La calligrafia immette nella concezione di bellezza legata alla scrittura. Il concetto di bella scrittura risale all'antichità, a prima che la scrittura per come la conosciamo oggi facesse la sua comparsa sulla scena del mondo.
Nei geroglifici, negli ideogrammi parenti stretti delle incisioni rupestri è presente il concetto che il pensiero bello o brutto che sia, merita di essere trasferito con estrema cura. Questa esigenza che rivela un alto grado di maturità espressiva che si trasfonde nell'azione di scrivere, tiene conto di un rapporto gemellare tra lo scrivente e il ricevente.
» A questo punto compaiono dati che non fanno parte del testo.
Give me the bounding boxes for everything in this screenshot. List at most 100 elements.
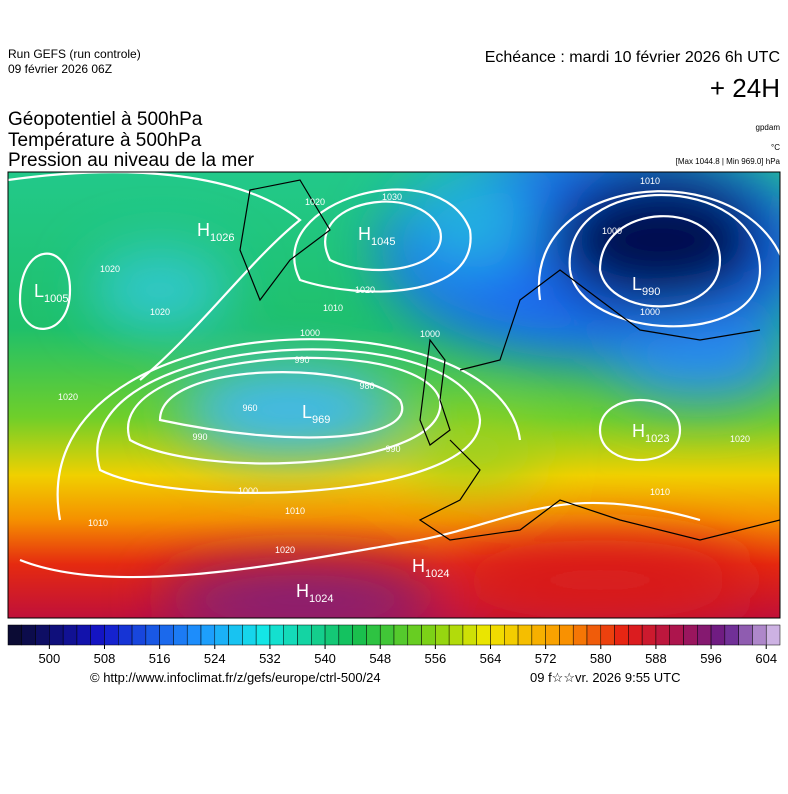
colorbar-cell xyxy=(145,624,160,646)
colorbar-label: 588 xyxy=(645,651,667,666)
center-value: 990 xyxy=(642,286,660,298)
center-value: 1024 xyxy=(309,593,333,605)
isobar-label: 1000 xyxy=(238,486,258,496)
colorbar-cell xyxy=(76,624,91,646)
colorbar-cell xyxy=(559,624,574,646)
colorbar-cell xyxy=(173,624,188,646)
colorbar-cell xyxy=(697,624,712,646)
isobar-label: 1020 xyxy=(58,392,78,402)
isobar-label: 990 xyxy=(385,444,400,454)
colorbar-cell xyxy=(752,624,767,646)
run: Run GEFS (run controle) xyxy=(8,47,141,61)
colorbar-cell xyxy=(90,624,105,646)
isobar-label: 1030 xyxy=(382,192,402,202)
isobar-label: 1000 xyxy=(602,226,622,236)
colorbar-cell xyxy=(586,624,602,646)
map-field xyxy=(8,172,780,618)
isobar-label: 1020 xyxy=(730,434,750,444)
colorbar-cell xyxy=(7,624,23,646)
colorbar-cell xyxy=(614,624,629,646)
isobar-label: 990 xyxy=(192,432,207,442)
colorbar-label: 572 xyxy=(535,651,557,666)
isobar-label: 1010 xyxy=(323,303,343,313)
pressure-center: H1023 xyxy=(632,421,669,445)
unit: °C xyxy=(771,143,780,152)
colorbar-cell xyxy=(393,624,409,646)
center-type: H xyxy=(632,421,645,441)
colorbar-label: 532 xyxy=(259,651,281,666)
center-value: 1026 xyxy=(210,232,234,244)
center-type: L xyxy=(302,402,312,422)
colorbar-cell xyxy=(407,624,422,646)
isobar-label: 1020 xyxy=(150,307,170,317)
center-type: H xyxy=(197,220,210,240)
colorbar-cell xyxy=(669,624,684,646)
isobar-label: 1020 xyxy=(275,545,295,555)
center-value: 1045 xyxy=(371,236,395,248)
center-type: H xyxy=(296,581,309,601)
pressure-center: H1024 xyxy=(296,581,333,605)
colorbar-label: 540 xyxy=(314,651,336,666)
colorbar-cell xyxy=(104,624,119,646)
pressure-center: H1024 xyxy=(412,556,449,580)
colorbar-cell xyxy=(655,624,670,646)
pressure-center: L1005 xyxy=(34,281,69,305)
isobar-label: 1010 xyxy=(640,176,660,186)
isobar-label: 1000 xyxy=(300,328,320,338)
colorbar-label: 508 xyxy=(94,651,116,666)
colorbar-label: 524 xyxy=(204,651,226,666)
title: Pression au niveau de la mer xyxy=(8,150,255,171)
colorbar-cell xyxy=(200,624,216,646)
colorbar-cell xyxy=(421,624,436,646)
colorbar-cell xyxy=(738,624,753,646)
colorbar-cell xyxy=(572,624,588,646)
colorbar-cell xyxy=(269,624,284,646)
center-value: 1023 xyxy=(645,433,669,445)
colorbar-cell xyxy=(214,624,229,646)
unit: [Max 1044.8 | Min 969.0] hPa xyxy=(676,157,781,166)
isobar-label: 1000 xyxy=(420,329,440,339)
colorbar-cell xyxy=(462,624,477,646)
colorbar-label: 564 xyxy=(480,651,502,666)
colorbar-cell xyxy=(490,624,505,646)
isobar-label: 1010 xyxy=(88,518,108,528)
pressure-center: H1045 xyxy=(358,224,395,248)
center-value: 1024 xyxy=(425,568,449,580)
pressure-center: L990 xyxy=(632,274,660,298)
colorbar-cell xyxy=(283,624,298,646)
isobar-label: 1020 xyxy=(100,264,120,274)
colorbar-cell xyxy=(324,624,340,646)
title: Géopotentiel à 500hPa xyxy=(8,109,203,130)
colorbar-cell xyxy=(131,624,147,646)
run-date: 09 février 2026 06Z xyxy=(8,62,112,76)
center-type: H xyxy=(358,224,371,244)
isobar-label: 980 xyxy=(359,381,374,391)
colorbar-cell xyxy=(476,624,491,646)
colorbar-cell xyxy=(545,624,560,646)
isobar-label: 1020 xyxy=(305,197,325,207)
center-type: H xyxy=(412,556,425,576)
colorbar-cell xyxy=(338,624,353,646)
isobar-label: 1010 xyxy=(285,506,305,516)
colorbar-label: 548 xyxy=(369,651,391,666)
isobar-label: 1000 xyxy=(640,307,660,317)
center-type: L xyxy=(632,274,642,294)
pressure-center: L969 xyxy=(302,402,330,426)
colorbar-cell xyxy=(379,624,395,646)
colorbar-cell xyxy=(435,624,450,646)
colorbar-cell xyxy=(186,624,202,646)
colorbar-cell xyxy=(504,624,519,646)
colorbar-cell xyxy=(765,624,781,646)
colorbar-cell xyxy=(448,624,464,646)
center-value: 969 xyxy=(312,414,330,426)
colorbar-cell xyxy=(297,624,312,646)
colorbar-cell xyxy=(531,624,546,646)
colorbar-cell xyxy=(352,624,367,646)
colorbar-cell xyxy=(710,624,726,646)
colorbar-label: 556 xyxy=(425,651,447,666)
colorbar-label: 516 xyxy=(149,651,171,666)
colorbar-cell xyxy=(118,624,133,646)
colorbar-cell xyxy=(517,624,533,646)
colorbar-cell xyxy=(366,624,381,646)
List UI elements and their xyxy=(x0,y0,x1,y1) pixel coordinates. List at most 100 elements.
Scrivere bene significa avere cura di quello che si pensa, quindi curare se stessi e i propri pensieri, essendo consapevoli del ruolo che, per quanto minimo, si esercita nella comunità. Scrivere bene insegna a pensare e a esprimersi bene e la scrittura in qualsiasi forma la si voglia considerare, ha rappresentato una tappa fondamentale nell'evoluzione culturale e psichica dell'uomo, rafforzando il legame tra l'individuo e la comunità.
Inizialmente la scrittura era uno strumento divulgativo con la funzione precisa di rendicontare quanto avveniva all'interno della comunità. Svolgeva una funzione collettiva dentro la quale lo scrivente nascondeva se stesso, in quanto portavoce di un gruppo. L'affinamento estetico dei caratteri della scrittura è subentrato come esigenza nel momento in cui la scrittura è uscita dall'alveo delle necessità pratiche per orientarsi verso il Sacro e divenire tramite tra l'uomo e il divino.
Nell'archeologia del Bello legato alla scrittura c'è la necessità di venerare opportunamente lo Spirito che governa il mondo e il Creato tutto. Per ottenere qualcosa è utile usare la gentilezza, ma prima ancora che per chiedere, la scrittura in rapporto al Sacro ha definito il passaggio dalla comunità al singolo componente. L'uomo ha così imparato, riflettendo ed esternando su pietra o pergamena il proprio pensiero, che ognuno è un essere preciso che non va confuso con gli altri ma che appartiene a una realtà di famiglia estesa.
La scrittura è stata il tramite tra il pubblico e il privato e grazie al rapporto uomo Dio si è definita nelle singolarità di ciascuno scrivente. È così che alla scrittura ufficiale è andata affiancandosi quella privata e quindi intima.
Il rapporto di intimità uomo Dio evidenziato dalla scrittura privata è passato attraverso la forma di ringraziamento e adorazione, quindi di preghiera. La preghiera scritta ha preso così forma di confessione non sempre pubblicamente esternata, definendo i confini tra gli officianti del culto e il semplice fedele. I profeti diventano emissari della volontà divina che va resa nota a tutta la comunità. Sono gli antesignani dei poeti vate, d'intercessione tra Dio e l'uomo.
La scrittura asettica, senza alcun riflesso psicologico ed emozionale, è impossibile da realizzare, ma proprio in Oriente attraverso gli ideogrammi si è cercato di rafforzare il valore estetico della grafia in rapporto e agli argomenti sacri e a quelli burocratici. La burocrazia di un ordinamento sociale schematizzato e ben strutturato ha aiutato a separare il documento dal testo vero e proprio, allargando la forbice tra la scrittura privata e quella ufficiale. L'abilità creativa relativa alla scrittura di fede ha portato l'individuo a esprimere se stesso attraverso il proprio legame con Dio, facendo derivare il principio secondo cui è l'Alto a ispirare la bellezza dell'uomo.